The lobby group for pharmacy benefit managers argues in a new report the HHS proposal to eliminate prescription drug rebates for some managed Medicare and Medicaid plans is "poorly conceived" and would result in higher premiums and increased federal spending.
The report, prepared by economic policy consulting firm Matrix Global Advisors and released by the Pharmaceutical Care Management Association (PCMA), finds fault with the HHS impact analysis of the proposal and says that analysis does not back up claims from the department that rebates drive up drug spending. The report also predicts the rule would impact the industry more negatively than HHS estimates because of increased market consolidation.
However, Fitch Ratings forecast on Thursday that the proposal likely wouldn't affect margins or profits for payers, drug companies and distributors over the long term. "Any disruption caused by changing drug contract pricing based on list prices (gross prices) to a system based on net prices (including discounts, rebates, chargebacks), either voluntarily or by law, is expected to be manageable for manufacturers, drug distributors, PBMs and insurers," it reads.
The HHS Office of Inspector General proposed the rule in February that would restrict drug manufacturer rebates to PBMs in Medicare Part D and Medicaid managed care organizations. Instead, the rebates would be moved to point-of-sale discounts for beneficiaries.
HHS Secretary Alex Azar expects the plan would lead in savings for beneficiaries. However, the PCMA report dismissed that stance and charged that the effects would stretch "across the entire pharmaceutical supply chain, adversely affecting federal healthcare programs and taxpayers and significantly redistributing costs across beneficiaries."
It echoes concerns from payers, which have increasingly purchased PBMs to bring the function in-house. But not all in healthcare oppose the change. A white paper, commissioned by Pharmaceutical Research and Manufacturers of America, the drugmaker lobby, suggested the proposal would improve "competitive incentives" in Part D.
The author of the PCMA report, Matrix Global Advisors CEO Alex Brill, said in a statement that the proposal wouldn't contain costs for patients, but would instead "increase revenues and reduce costs for drugmakers." He also disputed HHS' claim that PBM drug rebates are connected to higher list prices. Brill suggested HHS modify the proposal for PBMs to "continue to be able to negotiate for lower drug prices for consumers and be empowered to help administer any new system."

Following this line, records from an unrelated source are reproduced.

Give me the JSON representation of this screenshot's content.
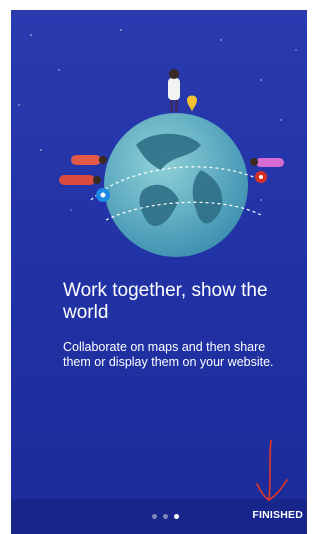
{
  "onboarding": {
    "title": "Work together, show the world",
    "description": "Collaborate on maps and then share them or display them on your website.",
    "page_indicator": {
      "count": 3,
      "active_index": 2
    },
    "finish_label": "FINISHED"
  },
  "colors": {
    "background": "#2233a6",
    "bottom_bar": "#18258a",
    "text": "#ffffff",
    "annotation_arrow": "#d9362b"
  },
  "icons": [
    "globe-illustration",
    "pin-icon",
    "down-arrow-annotation"
  ]
}
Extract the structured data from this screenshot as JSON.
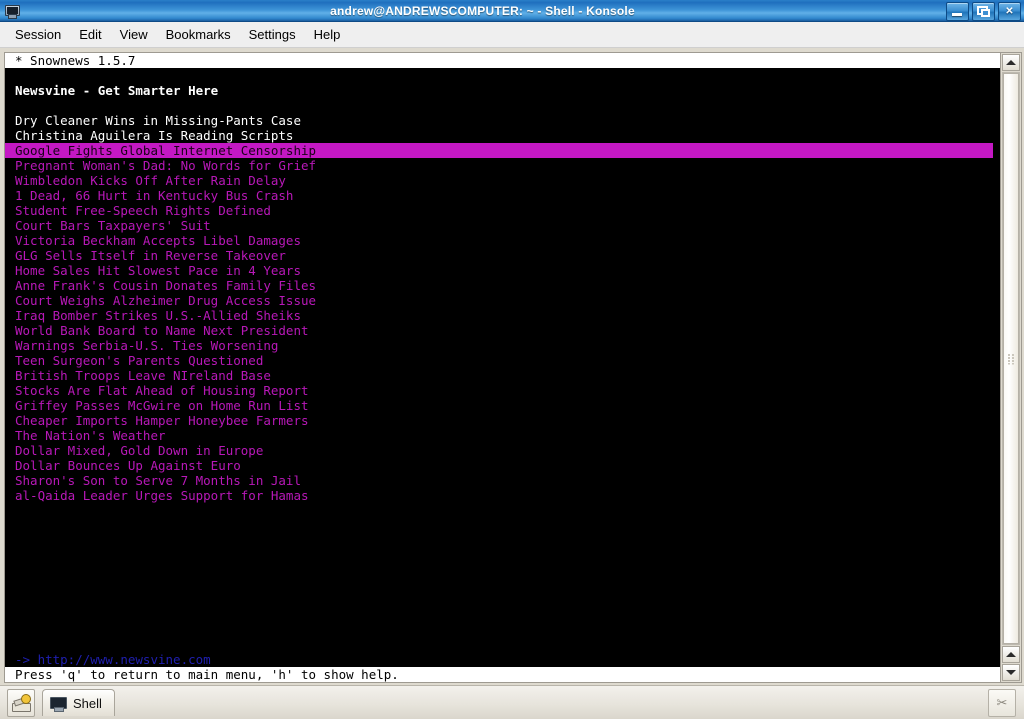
{
  "window": {
    "title": "andrew@ANDREWSCOMPUTER: ~ - Shell - Konsole",
    "app_icon": "terminal-icon",
    "buttons": {
      "minimize": "minimize-button",
      "maximize": "maximize-restore-button",
      "close_label": "✕"
    }
  },
  "menubar": {
    "items": [
      {
        "label": "Session"
      },
      {
        "label": "Edit"
      },
      {
        "label": "View"
      },
      {
        "label": "Bookmarks"
      },
      {
        "label": "Settings"
      },
      {
        "label": "Help"
      }
    ]
  },
  "terminal": {
    "app_header": "* Snownews 1.5.7",
    "feed_title": "Newsvine - Get Smarter Here",
    "feed_url": "-> http://www.newsvine.com",
    "status_line": "Press 'q' to return to main menu, 'h' to show help.",
    "selected_index": 2,
    "colors": {
      "background": "#000000",
      "read_item": "#b818b8",
      "unread_item": "#ffffff",
      "selection_background": "#c418c4",
      "url_text": "#1f1fb0",
      "header_background": "#ffffff",
      "header_text": "#000000"
    },
    "items": [
      {
        "text": "Dry Cleaner Wins in Missing-Pants Case",
        "state": "unread"
      },
      {
        "text": "Christina Aguilera Is Reading Scripts",
        "state": "unread"
      },
      {
        "text": "Google Fights Global Internet Censorship",
        "state": "selected"
      },
      {
        "text": "Pregnant Woman's Dad: No Words for Grief",
        "state": "read"
      },
      {
        "text": "Wimbledon Kicks Off After Rain Delay",
        "state": "read"
      },
      {
        "text": "1 Dead, 66 Hurt in Kentucky Bus Crash",
        "state": "read"
      },
      {
        "text": "Student Free-Speech Rights Defined",
        "state": "read"
      },
      {
        "text": "Court Bars Taxpayers' Suit",
        "state": "read"
      },
      {
        "text": "Victoria Beckham Accepts Libel Damages",
        "state": "read"
      },
      {
        "text": "GLG Sells Itself in Reverse Takeover",
        "state": "read"
      },
      {
        "text": "Home Sales Hit Slowest Pace in 4 Years",
        "state": "read"
      },
      {
        "text": "Anne Frank's Cousin Donates Family Files",
        "state": "read"
      },
      {
        "text": "Court Weighs Alzheimer Drug Access Issue",
        "state": "read"
      },
      {
        "text": "Iraq Bomber Strikes U.S.-Allied Sheiks",
        "state": "read"
      },
      {
        "text": "World Bank Board to Name Next President",
        "state": "read"
      },
      {
        "text": "Warnings Serbia-U.S. Ties Worsening",
        "state": "read"
      },
      {
        "text": "Teen Surgeon's Parents Questioned",
        "state": "read"
      },
      {
        "text": "British Troops Leave NIreland Base",
        "state": "read"
      },
      {
        "text": "Stocks Are Flat Ahead of Housing Report",
        "state": "read"
      },
      {
        "text": "Griffey Passes McGwire on Home Run List",
        "state": "read"
      },
      {
        "text": "Cheaper Imports Hamper Honeybee Farmers",
        "state": "read"
      },
      {
        "text": "The Nation's Weather",
        "state": "read"
      },
      {
        "text": "Dollar Mixed, Gold Down in Europe",
        "state": "read"
      },
      {
        "text": "Dollar Bounces Up Against Euro",
        "state": "read"
      },
      {
        "text": "Sharon's Son to Serve 7 Months in Jail",
        "state": "read"
      },
      {
        "text": "al-Qaida Leader Urges Support for Hamas",
        "state": "read"
      }
    ]
  },
  "scrollbar": {
    "up_button_top": "scroll-up",
    "up_button_bottom": "scroll-up",
    "down_button": "scroll-down"
  },
  "taskbar": {
    "launcher": "kde-menu-launcher",
    "tasks": [
      {
        "label": "Shell",
        "icon": "terminal-icon",
        "active": true
      }
    ],
    "tray_icon": "klipper-icon"
  }
}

The latest analysis comes with only days left for the public to weight in on the proposal. Comments are due Monday.
On Friday, CMS issued some guidance regarding Part D bids. Ultimately, if there is a change to the rules for 2020, "CMS will conduct a demonstration that would test an efficient transition for beneficiaries and plans," the guidance stated.
CMS said it has received questions about how plans should factor in the possible safe harbor rule change into their bids for 2020. The agency clarified that plans should submit bids based on the laws in place when the bids are due.
The analysis also comes as the spotlight intensifies on PBMs. Following complaints about the rising cost of insulin, Express Scripts promised this week to cap out-of-pocket insulin costs after negotiating with drug manufacturers to provide greater discounts. The discounts will allow for lower copays at the point of sale.
Meanwhile, PBM executives will appear before the Senate Finance Committee on Tuesday to discuss increased drug pricing. Cigna, CVS Health, Humana, OptumRx and Prime Therapeutics officials are scheduled to appear before the committee.